By: Christina Keasler, Tween Librarian
Everyone has been busy lately, and I have been no exception to this. But instead of cross country and soccer practices, I have been promoting the 3D design competition and practicing for upcoming presentations.
While it’s great to be busy, it’s also important to leave time for your hobbies. Weirdly enough, language has long been an interest of mine. Once upon a time, I wanted to be a linguist, and even minored in linguistics in college. I really did love it, especially syntax, which is sentence structure. Looking at my career options, nothing really appealed to me. Librarianship presented itself, and *POOF!* a librarian was born.
Even though I’m a librarian now, I still have a tiny bit of a linguist inside. That part isn’t trying to break free or anything, but it is delighted when fed linguistic information. I recently encountered an article from Wired Magazine that talks about “conlangs,” which are constructed languages.

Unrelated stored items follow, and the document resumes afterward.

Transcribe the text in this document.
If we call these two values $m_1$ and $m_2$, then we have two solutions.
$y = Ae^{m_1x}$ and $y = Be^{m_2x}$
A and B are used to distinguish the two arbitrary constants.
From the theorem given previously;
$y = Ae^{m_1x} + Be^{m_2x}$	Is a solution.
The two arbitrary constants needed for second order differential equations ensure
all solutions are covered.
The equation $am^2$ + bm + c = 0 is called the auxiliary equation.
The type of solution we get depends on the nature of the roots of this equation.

I love conlangs, and even did a huge presentation on them in library school. This article inspired me to share with you my wealth of knowledge in conlangs.
Conlangs are created to give depth and authenticity to a fictional story and world. The new world must be consistent, and comparing it to the human world may help in the creation process. The creatures living in your world must be considered as well. Do they have the same speaking tools as a human? If so, pronunciation must be considered. For example, you don’t see words from the English language often combining the sounds “r” and “k” consecutively at the beginning of a word, but you can at the end. Sayings and slangs need to be thought of, too. A company used the slogan “Turn it Loose” which when translated to Spanish meant “Suffer from Diarrhea”, which isn’t really convincing when trying to get someone to buy something. Look at other popular conlangs for inspiration!

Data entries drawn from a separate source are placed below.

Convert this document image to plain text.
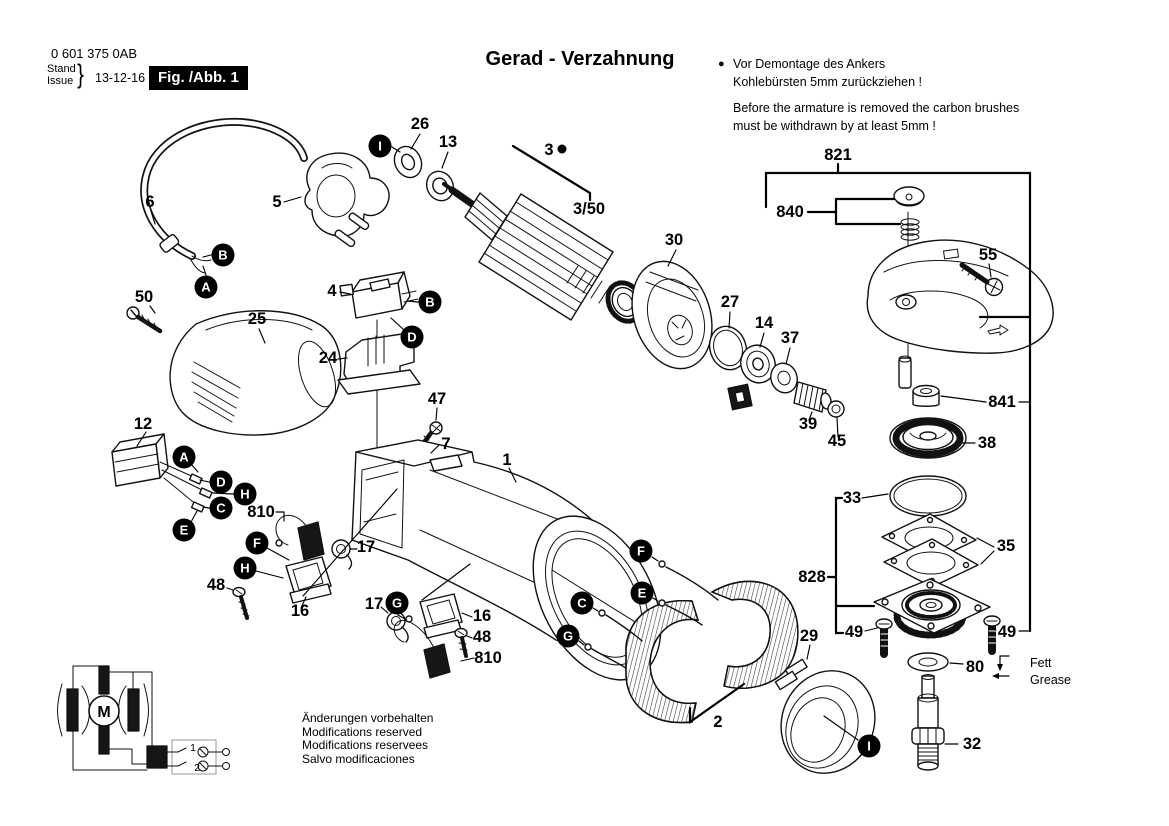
26
13	3
3/50
30
27
14
37
39
45
821
840
55
841
38
33
35
828
49	49
80
32
29
2
5
6
50
25
4
24
47
7
1
12
810
17
48
16	17
16
48
810
M
1
2
Fett
Grease
I
B
A
B
D
A
D
H
C
E
F
H
G
F
E
C
G
I
0 601 375 0AB
Stand
Issue } 13-12-16 Fig. /Abb. 1
Gerad - Verzahnung	● Vor Demontage des Ankers
Kohlebürsten 5mm zurückziehen !
Before the armature is removed the carbon brushes
must be withdrawn by at least 5mm !
Änderungen vorbehalten
Modifications reserved
Modifications reservees
Salvo modificaciones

The television show “Futurama” made a language called “Alienese” that was so easily cracked, they had to think of a second version! (Which was also deciphered)
What would your conlang be? Who would speak it? Would it sound like a Klingon or an Elf?
More Fun Conlang Facts:
- The computer game “The Sims” uses “Simlish” which is made up of garbled Ukrainian, French, Latin, Finnish, English, and Tagalog.

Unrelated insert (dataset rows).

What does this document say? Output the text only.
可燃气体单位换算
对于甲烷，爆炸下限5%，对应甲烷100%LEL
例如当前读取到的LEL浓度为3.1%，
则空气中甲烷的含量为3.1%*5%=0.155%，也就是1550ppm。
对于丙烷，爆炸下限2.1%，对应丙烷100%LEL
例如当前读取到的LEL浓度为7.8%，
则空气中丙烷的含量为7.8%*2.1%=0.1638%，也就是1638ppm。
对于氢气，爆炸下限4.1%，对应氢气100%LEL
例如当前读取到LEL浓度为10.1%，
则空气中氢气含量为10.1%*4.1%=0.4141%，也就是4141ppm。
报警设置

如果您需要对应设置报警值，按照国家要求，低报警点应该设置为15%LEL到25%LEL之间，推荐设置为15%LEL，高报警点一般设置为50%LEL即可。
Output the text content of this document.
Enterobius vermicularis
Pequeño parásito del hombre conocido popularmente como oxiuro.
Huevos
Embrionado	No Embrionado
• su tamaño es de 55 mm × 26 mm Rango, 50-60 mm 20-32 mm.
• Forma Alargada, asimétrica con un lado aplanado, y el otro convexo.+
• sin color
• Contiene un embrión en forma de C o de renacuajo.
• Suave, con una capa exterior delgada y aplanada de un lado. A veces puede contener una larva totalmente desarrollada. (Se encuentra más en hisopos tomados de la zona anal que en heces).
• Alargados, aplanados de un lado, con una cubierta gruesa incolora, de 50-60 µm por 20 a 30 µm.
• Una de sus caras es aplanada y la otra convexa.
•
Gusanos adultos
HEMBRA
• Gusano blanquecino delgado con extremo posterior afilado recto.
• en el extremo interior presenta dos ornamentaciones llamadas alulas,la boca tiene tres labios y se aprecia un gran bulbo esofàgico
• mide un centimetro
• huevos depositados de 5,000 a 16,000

- There is a Klingon Language Institute that teaches all things Klingon!
- “Parseltongue” is named after “an old word for someone who has a problem with the mouth.” There is no written form of this language.
- There is a whole website dedicated to learning the conlang “Na’vi” from Avatar, including a translator!
- You should also take advantage of all kinds of Ted classes, including one featured on conlangs!